このガイドの目的は、ゲームサーバーを MPS 準拠の方法でローカルマシン上で実行する方法を示すことです。これにより、PlayFab にアップロードする前にサーバーをテストしデバッグできます。

目標

  • ThirdPersonMP+GSDK プロジェクトのローカルデプロイオプションをテストします。
  • LocalMultiplayerAgent を使用して実行したときにサーバーが正しく実行されることを確認します。
  • サーバーインスタンスにデバッガーをアタッチできることを確認します。

要件

表記

{depot} は、Git プロジェクトをダウンロードする場所の完全な Windows パスを指します。C:\depot、S:\depot、Z:\gitrepos など、任意の場所にすることができます。特に Unreal では、{depot} パスをできるだけ短くすることが通常推奨されます。著者の場合、{depot} は M:\depot\GSDK に解決されます。

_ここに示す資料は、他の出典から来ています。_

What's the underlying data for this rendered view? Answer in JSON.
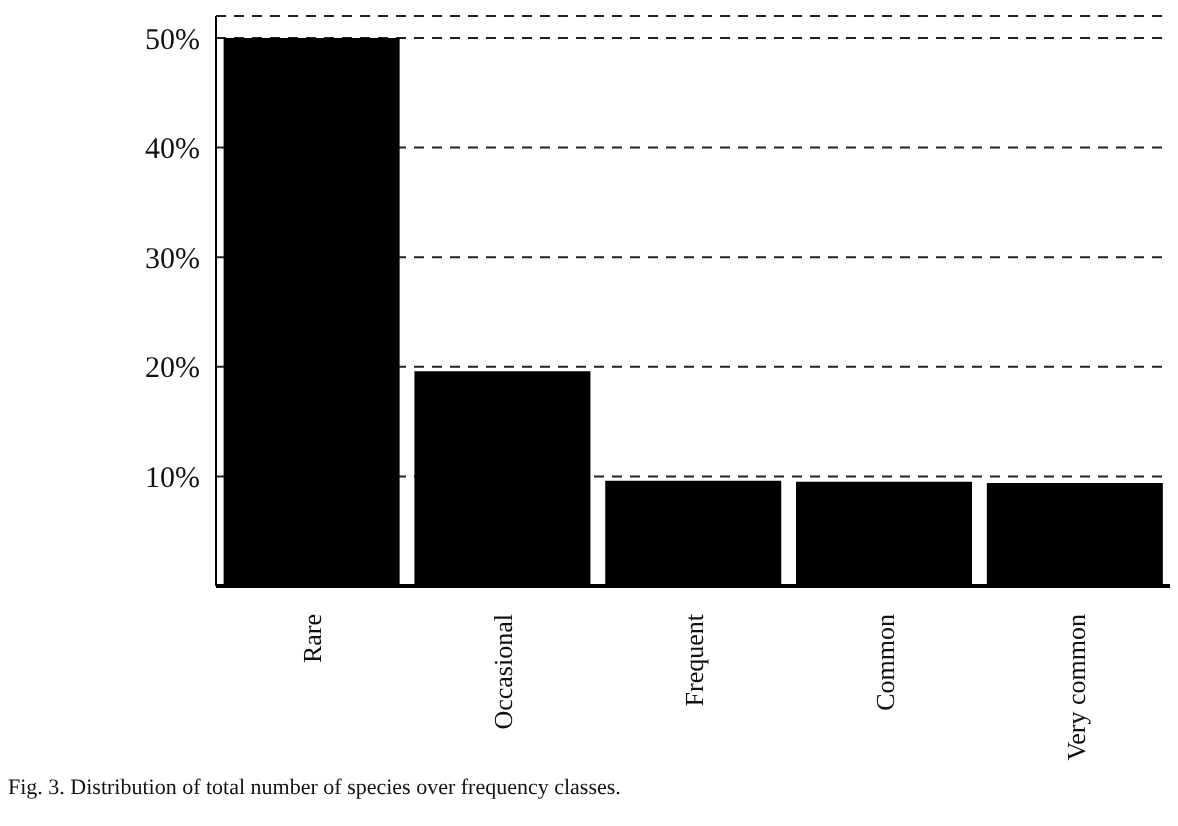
{
  "chart_data": {
    "type": "bar",
    "categories": [
      "Rare",
      "Occasional",
      "Frequent",
      "Common",
      "Very common"
    ],
    "values": [
      50,
      19.6,
      9.6,
      9.5,
      9.4
    ],
    "color": "#000000",
    "ylim": [
      0,
      52
    ],
    "yticks": [
      {
        "value": 0,
        "label": null
      },
      {
        "value": 10,
        "label": "10%"
      },
      {
        "value": 20,
        "label": "20%"
      },
      {
        "value": 30,
        "label": "30%"
      },
      {
        "value": 40,
        "label": "40%"
      },
      {
        "value": 50,
        "label": "50%"
      }
    ],
    "grid": "y",
    "legend": false,
    "annotations": [
      "Fig. 3. Distribution of total number of species over frequency classes."
    ]
  }
}
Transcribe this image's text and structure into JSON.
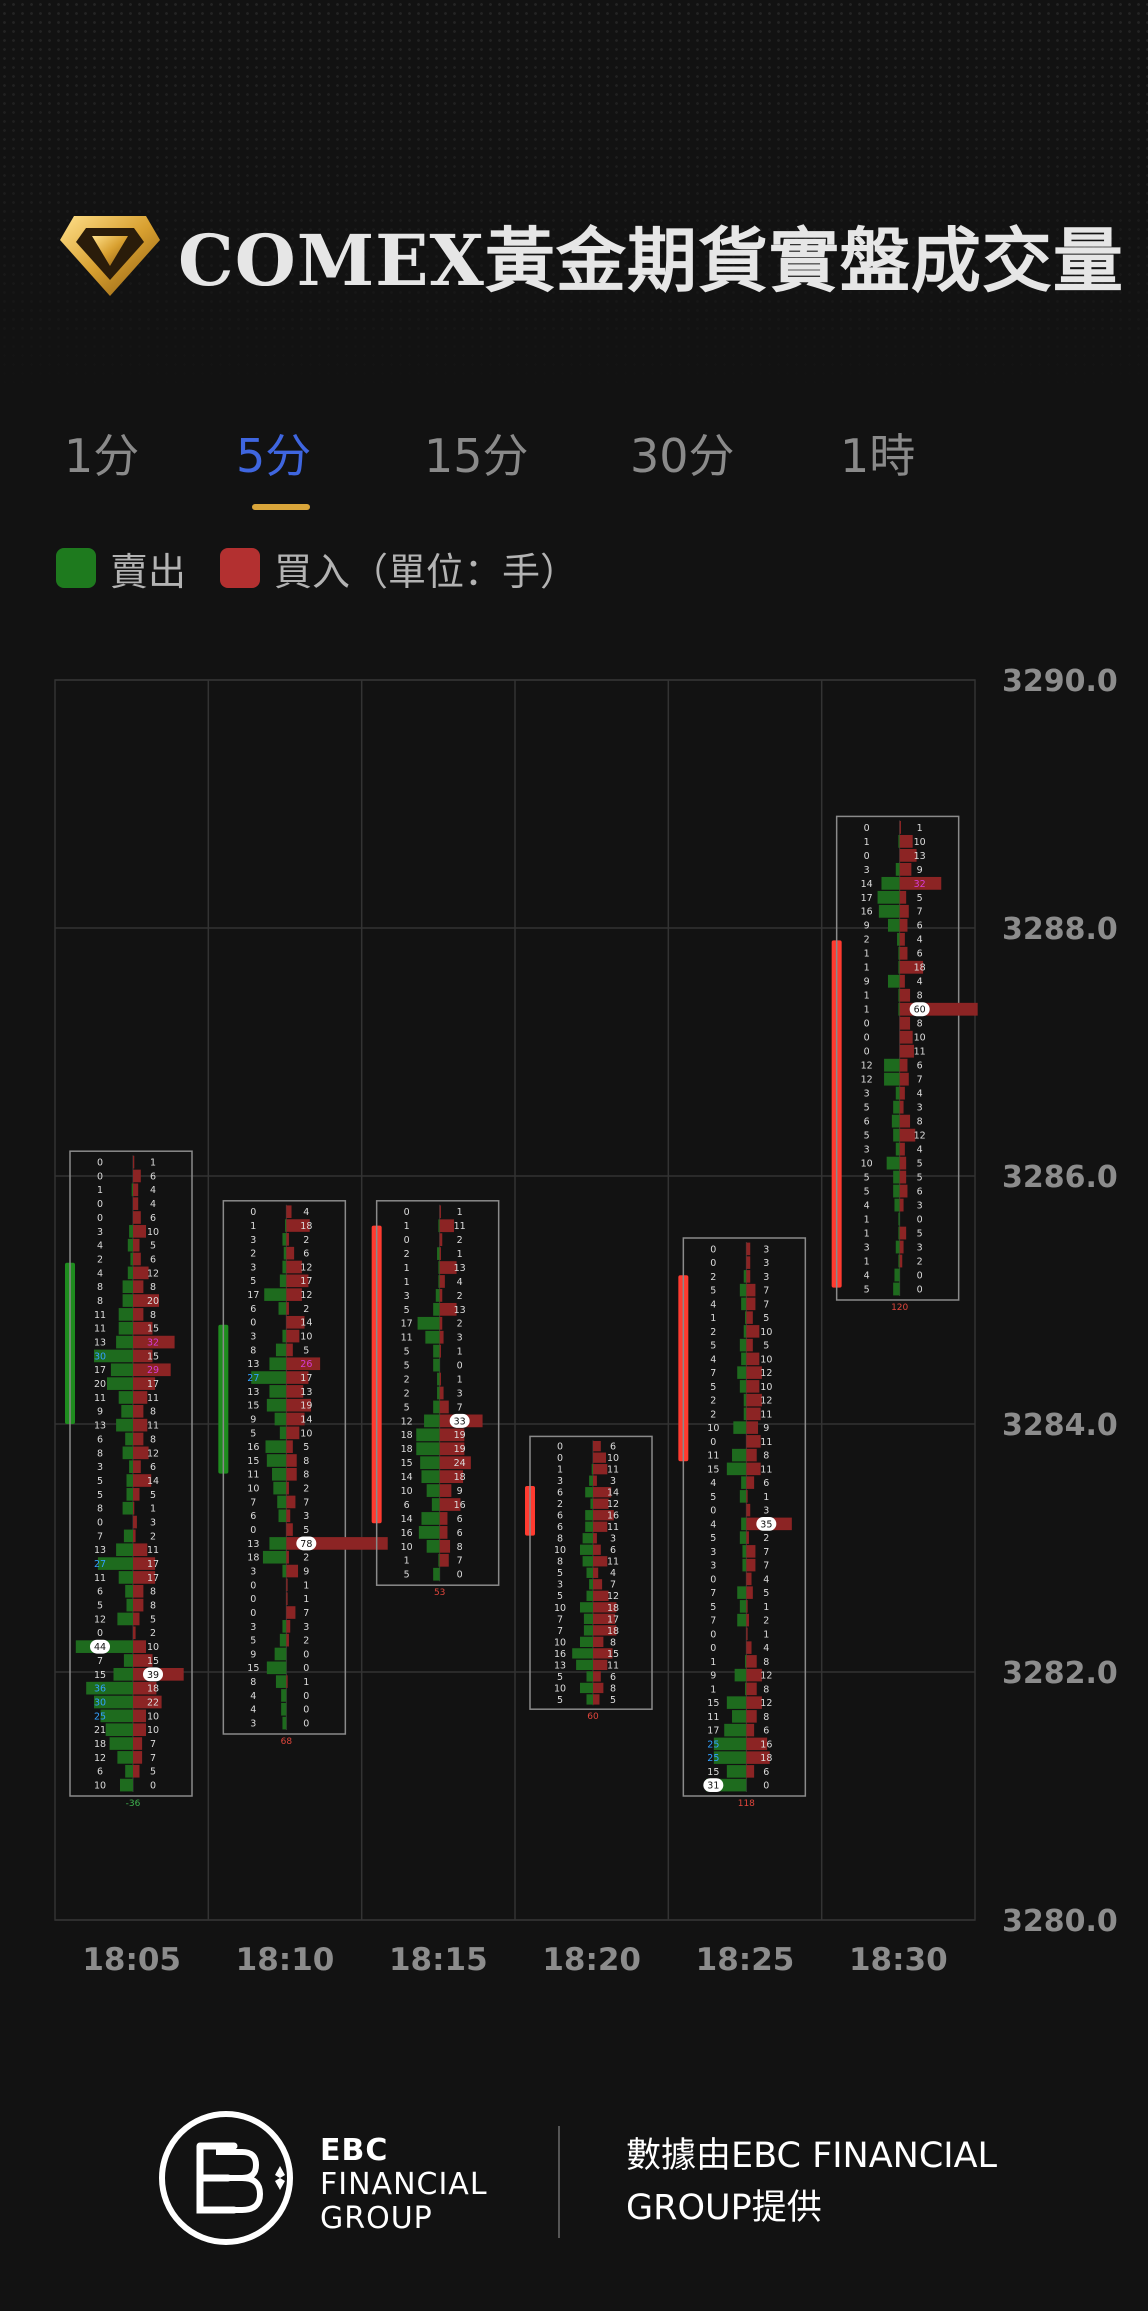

たとえば、上記の要件リストでは、以下のいくつかまたはすべてを持っている可能性があります:
  • {depot}/ThirdPersonMP
  • {depot}/MpsAgent
  • [オプション] {depot}/gsdk [これには以前 ThirdPersonMP にインストールした PlayFab Unreal GSDK プラグインが含まれます]
  • [オプション] {depot}/UnrealMarketplacePlugin [これには PlayFab Unreal Marketplace プラグインが含まれます。このガイドには必要ありませんが、ほとんどの PlayFab 機能に必要です]
これらすべてを同じ場所に置く必要はありませんが、そうする方が便利であり、整理のためにこのガイドではそうすることをお勧めします。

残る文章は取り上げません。